Bikram lives with his mother and father in Mandal Basti, Danda Gaun, Nepal. His leprosy was identified as part of a contact survey when a patch was found on his left elbow. These surveys aim to identify people who may have been in close contact with someone known to be infected with leprosy, so that they can also be screened for the disease.
“I was confused at first as to whether I had it. Then I became very conscious that that’s what it was. Only my close friends know about it. They joke about it, but in a nice way.”
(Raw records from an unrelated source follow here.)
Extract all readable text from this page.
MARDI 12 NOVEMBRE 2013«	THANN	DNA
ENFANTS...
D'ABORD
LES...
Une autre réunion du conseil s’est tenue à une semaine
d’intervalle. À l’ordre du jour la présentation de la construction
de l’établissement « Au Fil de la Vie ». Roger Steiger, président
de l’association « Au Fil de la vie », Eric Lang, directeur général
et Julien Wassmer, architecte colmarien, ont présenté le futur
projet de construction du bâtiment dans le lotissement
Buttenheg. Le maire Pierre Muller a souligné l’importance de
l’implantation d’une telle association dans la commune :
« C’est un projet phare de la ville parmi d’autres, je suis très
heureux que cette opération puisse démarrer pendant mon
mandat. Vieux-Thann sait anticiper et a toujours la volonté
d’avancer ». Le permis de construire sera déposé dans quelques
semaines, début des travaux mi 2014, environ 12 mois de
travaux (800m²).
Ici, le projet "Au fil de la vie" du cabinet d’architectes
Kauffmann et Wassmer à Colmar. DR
Nearly 1 in 11 of all newly diagnosed leprosy patients are children, and the incidence of leprosy among children is indicative of active transmission in the community. Bikram’s neighbor, an even younger boy called Umesh, was also identified within the same contact survey.
Only by interrupting disease transmission through earlier diagnosis and treatment will we achieve zero new cases of leprosy. The Novartis Foundation’s leprosy post-exposure-prophylaxis (LPEP) program provides preventative treatment to close contacts of newly diagnosed patients – such as family members or friends – to decrease the risk of transmission.
The program is currently running in Indonesia, India, Tanzania, Myanmar, Sri Lanka and Brazil with several partners, including with Netherlands Leprosy Relief in Nepal.